After vaccination or infection, the number of spike-binding resting naive follicular B cells decreased, suggesting an expansion of other B cells and potential activation of spike-binding naive follicular B cells on an as-needed basis.
A small percentage of spike-binding B cells are resting unswitched memory B cells made up of marginal zone B cells. However, the proportion of marginal zone B cells is not reduced after infection and vaccination, suggesting limited or no activation in this naive B cell population.
Infection and vaccination also caused the decline of pre-existing resting CD27+ switched memory B cell compartment. However, pre-existing CD27-negative switched memory B cell compartments of spike-binding proteins further expanded after vaccination and infection.
Compared to receptor-binding B cells targeting the wild-type SARS-CoV-2, the pre-existing CD27-resting switched memory B cell compartment is one of the most dominant and long-lasting antigen-specific memory B cell populations in vaccinated individuals six months after vaccination but before a booster shot.

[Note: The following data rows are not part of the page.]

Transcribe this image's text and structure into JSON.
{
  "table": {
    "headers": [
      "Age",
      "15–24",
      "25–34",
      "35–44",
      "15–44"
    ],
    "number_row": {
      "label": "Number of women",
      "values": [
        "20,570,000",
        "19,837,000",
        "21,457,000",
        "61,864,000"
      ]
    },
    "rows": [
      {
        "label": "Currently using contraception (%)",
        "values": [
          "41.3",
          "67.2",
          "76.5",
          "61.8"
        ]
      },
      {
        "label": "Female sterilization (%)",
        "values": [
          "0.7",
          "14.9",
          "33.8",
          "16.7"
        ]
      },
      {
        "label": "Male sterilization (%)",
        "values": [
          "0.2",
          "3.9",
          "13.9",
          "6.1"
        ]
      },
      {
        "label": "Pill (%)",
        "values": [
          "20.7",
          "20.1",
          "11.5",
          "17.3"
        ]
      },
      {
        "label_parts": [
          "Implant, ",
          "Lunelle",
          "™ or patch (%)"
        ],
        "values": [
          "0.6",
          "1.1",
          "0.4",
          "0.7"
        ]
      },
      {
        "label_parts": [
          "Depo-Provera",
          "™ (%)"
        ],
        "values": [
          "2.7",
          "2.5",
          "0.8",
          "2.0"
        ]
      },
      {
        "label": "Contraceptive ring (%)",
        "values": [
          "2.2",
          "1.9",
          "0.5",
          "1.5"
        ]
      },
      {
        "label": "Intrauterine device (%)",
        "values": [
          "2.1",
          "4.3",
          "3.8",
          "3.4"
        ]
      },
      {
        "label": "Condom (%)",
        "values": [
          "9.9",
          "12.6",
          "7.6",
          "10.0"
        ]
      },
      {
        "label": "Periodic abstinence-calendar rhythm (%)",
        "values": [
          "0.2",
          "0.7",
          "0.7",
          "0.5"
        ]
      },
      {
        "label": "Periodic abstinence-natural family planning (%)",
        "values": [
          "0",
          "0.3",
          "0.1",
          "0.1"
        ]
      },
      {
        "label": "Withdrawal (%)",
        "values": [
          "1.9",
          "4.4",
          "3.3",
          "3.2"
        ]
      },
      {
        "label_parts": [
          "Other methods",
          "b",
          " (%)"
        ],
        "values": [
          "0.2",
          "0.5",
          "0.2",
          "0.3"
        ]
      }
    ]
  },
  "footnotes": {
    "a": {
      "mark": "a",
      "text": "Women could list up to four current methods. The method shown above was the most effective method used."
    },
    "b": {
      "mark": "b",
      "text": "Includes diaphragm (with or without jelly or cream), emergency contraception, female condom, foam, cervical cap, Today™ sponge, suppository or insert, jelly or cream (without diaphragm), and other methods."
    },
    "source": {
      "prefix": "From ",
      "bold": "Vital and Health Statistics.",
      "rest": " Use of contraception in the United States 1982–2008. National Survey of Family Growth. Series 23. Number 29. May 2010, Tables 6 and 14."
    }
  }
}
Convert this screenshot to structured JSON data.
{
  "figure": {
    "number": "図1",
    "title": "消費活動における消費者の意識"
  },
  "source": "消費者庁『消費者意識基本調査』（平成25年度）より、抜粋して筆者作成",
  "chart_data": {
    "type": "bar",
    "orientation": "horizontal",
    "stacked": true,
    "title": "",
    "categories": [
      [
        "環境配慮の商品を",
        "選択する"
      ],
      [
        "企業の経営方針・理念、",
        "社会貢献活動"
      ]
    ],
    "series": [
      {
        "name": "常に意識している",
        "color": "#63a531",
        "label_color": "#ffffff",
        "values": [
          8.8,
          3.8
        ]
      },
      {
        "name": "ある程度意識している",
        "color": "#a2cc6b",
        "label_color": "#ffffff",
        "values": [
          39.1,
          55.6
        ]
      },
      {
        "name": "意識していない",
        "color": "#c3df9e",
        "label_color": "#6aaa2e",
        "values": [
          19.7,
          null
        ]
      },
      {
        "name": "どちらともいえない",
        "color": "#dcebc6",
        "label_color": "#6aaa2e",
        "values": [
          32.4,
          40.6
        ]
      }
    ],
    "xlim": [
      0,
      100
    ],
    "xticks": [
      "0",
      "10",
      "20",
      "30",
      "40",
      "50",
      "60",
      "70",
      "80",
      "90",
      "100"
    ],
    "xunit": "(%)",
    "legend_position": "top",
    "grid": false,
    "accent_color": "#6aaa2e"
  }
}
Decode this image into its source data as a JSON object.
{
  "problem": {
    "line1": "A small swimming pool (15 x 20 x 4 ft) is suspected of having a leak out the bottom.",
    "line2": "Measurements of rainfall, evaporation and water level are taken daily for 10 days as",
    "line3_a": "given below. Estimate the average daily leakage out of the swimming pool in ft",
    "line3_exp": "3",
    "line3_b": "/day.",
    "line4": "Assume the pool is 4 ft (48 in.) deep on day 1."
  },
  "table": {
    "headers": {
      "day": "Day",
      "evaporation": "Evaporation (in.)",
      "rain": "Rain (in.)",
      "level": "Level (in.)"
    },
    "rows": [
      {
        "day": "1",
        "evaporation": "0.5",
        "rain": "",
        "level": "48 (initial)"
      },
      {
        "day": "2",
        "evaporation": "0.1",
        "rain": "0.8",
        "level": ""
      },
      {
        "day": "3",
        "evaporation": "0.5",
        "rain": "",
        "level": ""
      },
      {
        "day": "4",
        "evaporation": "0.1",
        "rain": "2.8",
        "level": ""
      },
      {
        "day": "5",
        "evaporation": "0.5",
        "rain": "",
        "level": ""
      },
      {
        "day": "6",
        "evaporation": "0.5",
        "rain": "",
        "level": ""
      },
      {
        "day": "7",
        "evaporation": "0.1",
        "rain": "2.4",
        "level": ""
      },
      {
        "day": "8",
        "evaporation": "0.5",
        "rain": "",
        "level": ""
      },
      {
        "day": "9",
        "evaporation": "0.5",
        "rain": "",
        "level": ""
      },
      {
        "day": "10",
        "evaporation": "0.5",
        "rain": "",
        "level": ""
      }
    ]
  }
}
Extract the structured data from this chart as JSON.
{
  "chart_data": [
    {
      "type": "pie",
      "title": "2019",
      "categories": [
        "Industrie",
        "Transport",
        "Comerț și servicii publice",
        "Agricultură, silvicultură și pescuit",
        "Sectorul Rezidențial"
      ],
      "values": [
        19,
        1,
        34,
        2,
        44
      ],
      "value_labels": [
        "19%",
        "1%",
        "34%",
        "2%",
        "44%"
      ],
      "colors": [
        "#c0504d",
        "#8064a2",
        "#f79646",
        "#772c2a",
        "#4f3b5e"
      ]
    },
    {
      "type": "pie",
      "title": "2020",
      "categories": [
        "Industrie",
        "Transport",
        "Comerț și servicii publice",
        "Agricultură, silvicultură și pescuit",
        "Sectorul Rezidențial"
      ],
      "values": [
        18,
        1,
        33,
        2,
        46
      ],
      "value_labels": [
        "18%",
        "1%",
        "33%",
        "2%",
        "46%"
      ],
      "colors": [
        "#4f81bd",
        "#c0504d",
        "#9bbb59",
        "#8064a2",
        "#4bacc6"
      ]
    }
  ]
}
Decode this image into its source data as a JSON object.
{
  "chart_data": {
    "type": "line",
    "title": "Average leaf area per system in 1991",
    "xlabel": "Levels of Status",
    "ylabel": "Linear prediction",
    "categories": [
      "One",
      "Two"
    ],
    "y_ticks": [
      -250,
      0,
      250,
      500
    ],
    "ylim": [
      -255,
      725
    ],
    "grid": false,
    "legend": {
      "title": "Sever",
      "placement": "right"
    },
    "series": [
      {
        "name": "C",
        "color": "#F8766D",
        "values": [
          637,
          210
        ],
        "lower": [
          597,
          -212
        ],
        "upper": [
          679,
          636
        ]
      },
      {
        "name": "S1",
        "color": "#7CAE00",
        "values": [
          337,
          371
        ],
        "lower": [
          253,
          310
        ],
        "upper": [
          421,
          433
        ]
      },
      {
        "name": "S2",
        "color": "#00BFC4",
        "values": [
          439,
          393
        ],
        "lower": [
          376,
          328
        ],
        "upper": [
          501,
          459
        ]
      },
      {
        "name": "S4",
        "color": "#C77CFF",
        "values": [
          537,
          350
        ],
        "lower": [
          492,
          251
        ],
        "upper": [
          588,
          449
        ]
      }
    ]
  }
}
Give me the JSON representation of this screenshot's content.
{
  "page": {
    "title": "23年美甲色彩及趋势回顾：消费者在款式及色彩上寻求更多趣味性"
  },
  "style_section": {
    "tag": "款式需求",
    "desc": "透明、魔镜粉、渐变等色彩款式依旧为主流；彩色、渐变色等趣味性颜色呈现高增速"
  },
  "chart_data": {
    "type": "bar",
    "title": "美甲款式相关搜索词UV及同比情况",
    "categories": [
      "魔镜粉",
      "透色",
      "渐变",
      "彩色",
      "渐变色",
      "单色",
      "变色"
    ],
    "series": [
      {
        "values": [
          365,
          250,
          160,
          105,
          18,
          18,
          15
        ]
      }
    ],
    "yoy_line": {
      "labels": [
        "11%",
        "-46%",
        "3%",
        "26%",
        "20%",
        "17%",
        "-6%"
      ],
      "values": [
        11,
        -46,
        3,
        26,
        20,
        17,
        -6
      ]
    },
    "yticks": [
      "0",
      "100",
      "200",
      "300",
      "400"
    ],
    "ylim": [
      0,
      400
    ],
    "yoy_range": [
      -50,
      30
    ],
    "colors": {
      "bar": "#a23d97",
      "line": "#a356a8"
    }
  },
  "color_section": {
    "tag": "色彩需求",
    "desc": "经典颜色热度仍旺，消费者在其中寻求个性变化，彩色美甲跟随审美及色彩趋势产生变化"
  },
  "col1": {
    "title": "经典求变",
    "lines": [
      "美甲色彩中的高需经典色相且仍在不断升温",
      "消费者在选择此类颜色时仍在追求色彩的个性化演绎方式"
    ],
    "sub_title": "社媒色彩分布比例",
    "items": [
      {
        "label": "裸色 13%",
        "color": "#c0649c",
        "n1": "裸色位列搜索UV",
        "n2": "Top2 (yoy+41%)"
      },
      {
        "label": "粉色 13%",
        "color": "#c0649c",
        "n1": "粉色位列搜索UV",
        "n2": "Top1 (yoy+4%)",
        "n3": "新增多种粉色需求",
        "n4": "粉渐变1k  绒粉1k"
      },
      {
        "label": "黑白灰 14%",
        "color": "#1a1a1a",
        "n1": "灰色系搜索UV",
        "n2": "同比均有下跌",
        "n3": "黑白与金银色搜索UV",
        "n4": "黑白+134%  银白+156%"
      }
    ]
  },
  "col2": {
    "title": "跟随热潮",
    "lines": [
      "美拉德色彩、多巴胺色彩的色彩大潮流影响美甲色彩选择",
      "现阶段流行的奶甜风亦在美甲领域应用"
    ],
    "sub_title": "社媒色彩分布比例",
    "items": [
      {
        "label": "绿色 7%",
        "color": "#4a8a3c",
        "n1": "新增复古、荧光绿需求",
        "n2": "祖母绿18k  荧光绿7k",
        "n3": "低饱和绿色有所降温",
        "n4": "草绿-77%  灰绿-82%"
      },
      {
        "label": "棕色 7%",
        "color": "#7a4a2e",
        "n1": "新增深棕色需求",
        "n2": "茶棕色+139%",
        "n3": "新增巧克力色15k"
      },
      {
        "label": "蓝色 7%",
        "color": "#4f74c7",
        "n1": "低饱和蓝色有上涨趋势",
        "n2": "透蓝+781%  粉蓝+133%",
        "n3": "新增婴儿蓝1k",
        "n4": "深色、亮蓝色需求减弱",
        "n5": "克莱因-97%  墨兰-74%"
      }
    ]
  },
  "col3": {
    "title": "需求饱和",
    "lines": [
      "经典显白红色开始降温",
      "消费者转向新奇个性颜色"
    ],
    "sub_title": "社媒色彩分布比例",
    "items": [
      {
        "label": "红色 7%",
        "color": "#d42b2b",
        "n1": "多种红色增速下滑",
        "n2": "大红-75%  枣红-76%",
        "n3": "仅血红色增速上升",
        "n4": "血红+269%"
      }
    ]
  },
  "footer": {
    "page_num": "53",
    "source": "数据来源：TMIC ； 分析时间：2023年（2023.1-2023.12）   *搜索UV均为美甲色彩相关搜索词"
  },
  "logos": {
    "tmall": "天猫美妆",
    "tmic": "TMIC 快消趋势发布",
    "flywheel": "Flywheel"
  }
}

Cross-reactivity of B cell memory populations against Omicron
Six months after vaccination caused a majority of pre-existing memory B cells to morph into RBD-binding memory B cells. The researchers also observed that RBD-binding B cells were the most dominant among vaccinated individuals.
Given the rise of Omicron-related COVID-19 cases, the researchers investigated how booster shots affect memory B cell’s actions against the new variant of concern.
Boosting did not increase the frequency of RBD-binding B cells that recognize Omicron’s RBD. However, it did induce differentiation and expansion of pre-existing switched memory B cells such as CD27+ and CD27- which held bind Omicron’s RBD. Additionally, a booster increased the frequency of wild-type spike-binding B cells that expand to target and bind Omicron.
*Important notice: medRxiv publishes preliminary scientific reports that are not peer-reviewed and, therefore, should not be regarded as conclusive, guide clinical practice/health-related behavior, or treated as established information.